I've always felt the issue with analysts is that your customers don't value your work--ie., you can't get paid for doing these reports.  There were independent analyst firms in the early '70's, and they had trouble staying in business.  It might be a good time to try that model again--but with so much money to be made in the deal side, investment banking, and all of the financial arbitrage opportunities,,,,,I would imagine good analysts would be tempted to go where the big money is.

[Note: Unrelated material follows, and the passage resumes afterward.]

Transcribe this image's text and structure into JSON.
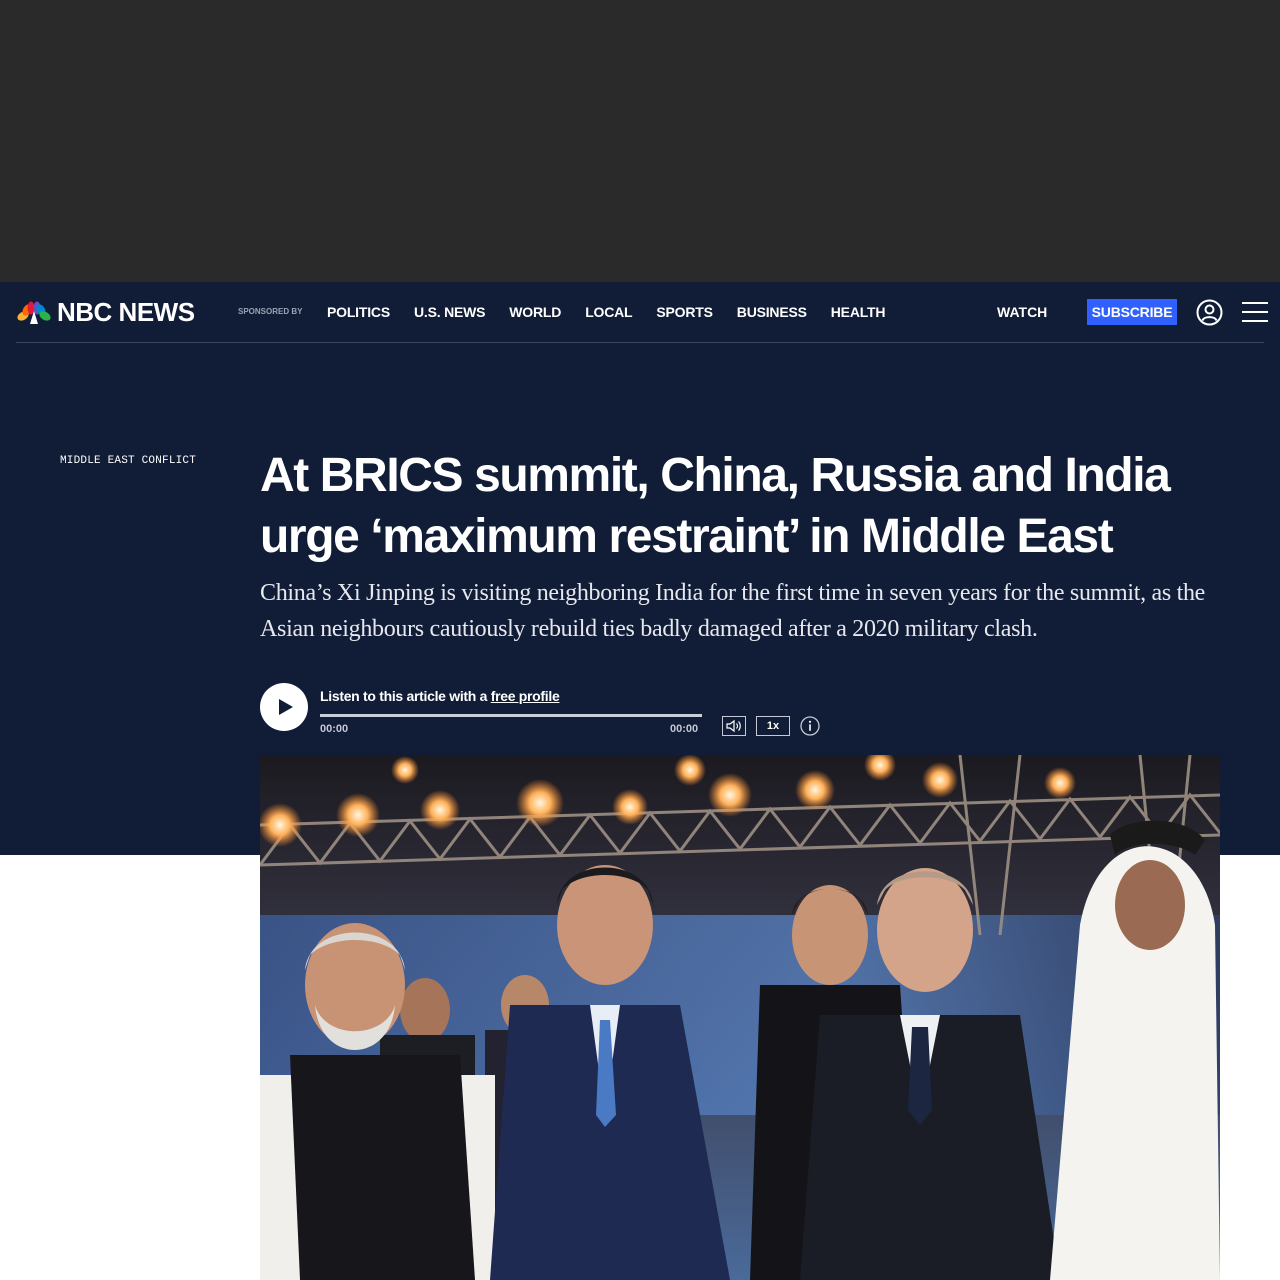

Also, imho, analysts just provide a platform for an investor to begin his own evaluation of a company.  One has to do the hard work themselves--no analyst is going to just give you a wonderful way of making millions.  If he had that capability, he would just create a fund and run it and make big money for himself.  Luckily the requirement for transparency in US markets today keeps investors on more of an equal footing,,,,,and the internet has been an incredible evening of the playing field.  I referenced that La Jolla 10K in the diary, and you can get that information as quickly as an analyst.  You can also listen in on the company conference call yourself.  Do your own research on the company's business--in this case a disease called Lupus.  It's not all that difficult to have more knowledge than the analyst,,,,but it takes focus, time, and hard work.  There are no freebies here.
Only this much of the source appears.